Last evening I was moved to look to see if an old college friend of mine was still living in Brooklyn and was thinking about giving him a call should his phone number be the same; for his phone and residence had not changed in many decades. So, before calling, I Googled his name: Barnett Berger and added Brooklyn, NY to my search.
The first entry gave me the assurance that he was still at the same residence and his phone had not changed. But the second entry set me back and my heart sunk a bit as I took the content of this short post into my mind. Here it is in its entirety: (https://suehollisterbarr.com/barnett-berger-a-rare-soul/)
Barnett Berger: A Rare Soul
In a community of Brooklyn writers, it is perhaps fitting that Barnett Berger was first met on a bus route, the No. 71, which no longer exists. He was carrying an old book that likely shares the same fate.
He explained that he spoke slowly because he’d suffered a stroke. But his careful, unhurried speech…reminiscent of some smoky beat-generation coffee house of long ago…became his signature sound. The drawn-out strains of classic jazz, which he lived for and listened to as he wrote, could be heard clearly as he read his poetry in his characteristic drawl. We were once or twice able to guess the piece that had inspired a poem before he told us its name.

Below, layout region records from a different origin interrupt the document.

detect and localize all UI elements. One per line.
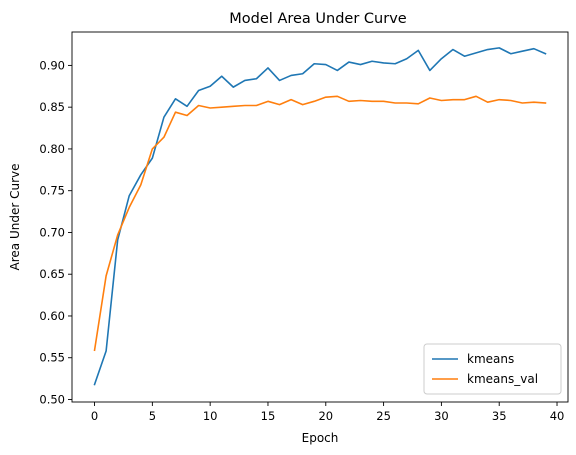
y-tick-label: 0.65 [39, 267, 65, 281]
y-tick-label: 0.75 [39, 184, 65, 198]
x-tick-label: 20 [318, 409, 333, 423]
x-tick-label: 25 [376, 409, 391, 423]
y-tick-label: 0.85 [39, 100, 65, 114]
legend: kmeans kmeans_val [423, 343, 562, 395]
x-tick-label: 0 [91, 409, 98, 423]
x-tick-label: 35 [492, 409, 507, 423]
series-line-kmeans-val [93, 95, 547, 352]
series-line-kmeans [93, 47, 547, 386]
y-tick-label: 0.55 [39, 351, 65, 365]
plot-frame [71, 31, 569, 403]
y-tick-label: 0.90 [39, 58, 65, 72]
plot-area [72, 32, 568, 402]
x-tick-label: 40 [550, 409, 565, 423]
chart-title: Model Area Under Curve [229, 11, 406, 27]
y-axis-label: Area Under Curve [8, 164, 22, 271]
x-tick-label: 10 [203, 409, 218, 423]
axes-layer: 0 5 10 15 20 25 30 35 40 0.50 0.55 0.60 0.65 0.70 0.75… [39, 31, 569, 423]
x-tick-label: 15 [261, 409, 276, 423]
legend-entry-label: kmeans [467, 352, 514, 366]
legend-entry-label: kmeans_val [467, 372, 538, 386]
legend-box [423, 343, 562, 395]
x-tick-label: 30 [434, 409, 449, 423]
y-tick-label: 0.60 [39, 309, 65, 323]
series-layer [93, 47, 547, 386]
x-axis-label: Epoch [302, 431, 339, 445]
y-tick-label: 0.50 [39, 392, 65, 406]
y-tick-label: 0.70 [39, 225, 65, 239]
y-tick-label: 0.80 [39, 142, 65, 156]
x-tick-label: 5 [149, 409, 156, 423]
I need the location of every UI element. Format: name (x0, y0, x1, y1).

This music was Barnett’s life, his love for it so pure that his belief that he didn’t have the talent to play it only fueled his commitment to it as an ardent fan. For Barnett, music was life’s all and everything, the very reason for our existence. Like a consummately attentive lover, he appreciated the subtlest differences between recordings of the same work. He knew his facts but would share them quietly, full of reverence for the mystery from which all art is born.
Was he contemplating such thoughts…all the things that exist in the present and all the things that now exist only in the past…when he was struck by a car and died?
It had to be him; for I had not reached out to him for probably 10 years and we had pretty much lost contact. But how many other Barnett Berger’s in Brooklyn could there be who were such fans of jazz?
Barney and I had gone to school together at Long Island University and would go to small out of the way places (like Slug’s Saloon on the lower east side of Manhattan) to listen to some of the best jazz groups in the world. Slug’s Saloon was where the talented trumpet player Lee Morgan lost his life when he was shot while on stage by a girl friend. So when I say we went to out of the way places, I mean some of them were filled with junkies and in neighborhoods I would no longer go near in my present state of mind. But we were young and we felt invincible as do most early 20 year olds.
Barney visited me here in SC on several occasions and we enjoyed reminiscing and listening to jazz when he was here. But alas, all good things come to an end and we grew more and more distant and the visits ceased one year and that was that except for an occasional phone call to him.
The last time we spoke, he did not seem to be his old self. I am supposing now that perhaps he may have had the stroke that was mentioned in the above article. So I did not call again. I am sorry I didn’t.
I confirmed the guess that the article was my friend by calling his old college roommate who said that he had been contacted by the executor of the estate and that indeed he had been struck by a bus or a car and was pronounced dead immediately. I was also told that in his later years he had become religious and began attending synagogue; something new that I only had hints of his having an interest in renewing. Nor did I know that he began to write poetry though he was an intelligent man, having received his MSW from Columbia University.
God rest your soul, Barney. You were a good friend and your life was a mystery even to many of us who knew you. You lived alone all your life and I am to this day unsure if it was by choice or by circumstance. A mysterious loner and somewhat of an enigma to the end. I for one, will miss him for he reminds me of the uniqueness of every individual. Only God knows the secrets that lie in each of us and what makes each of us who we are.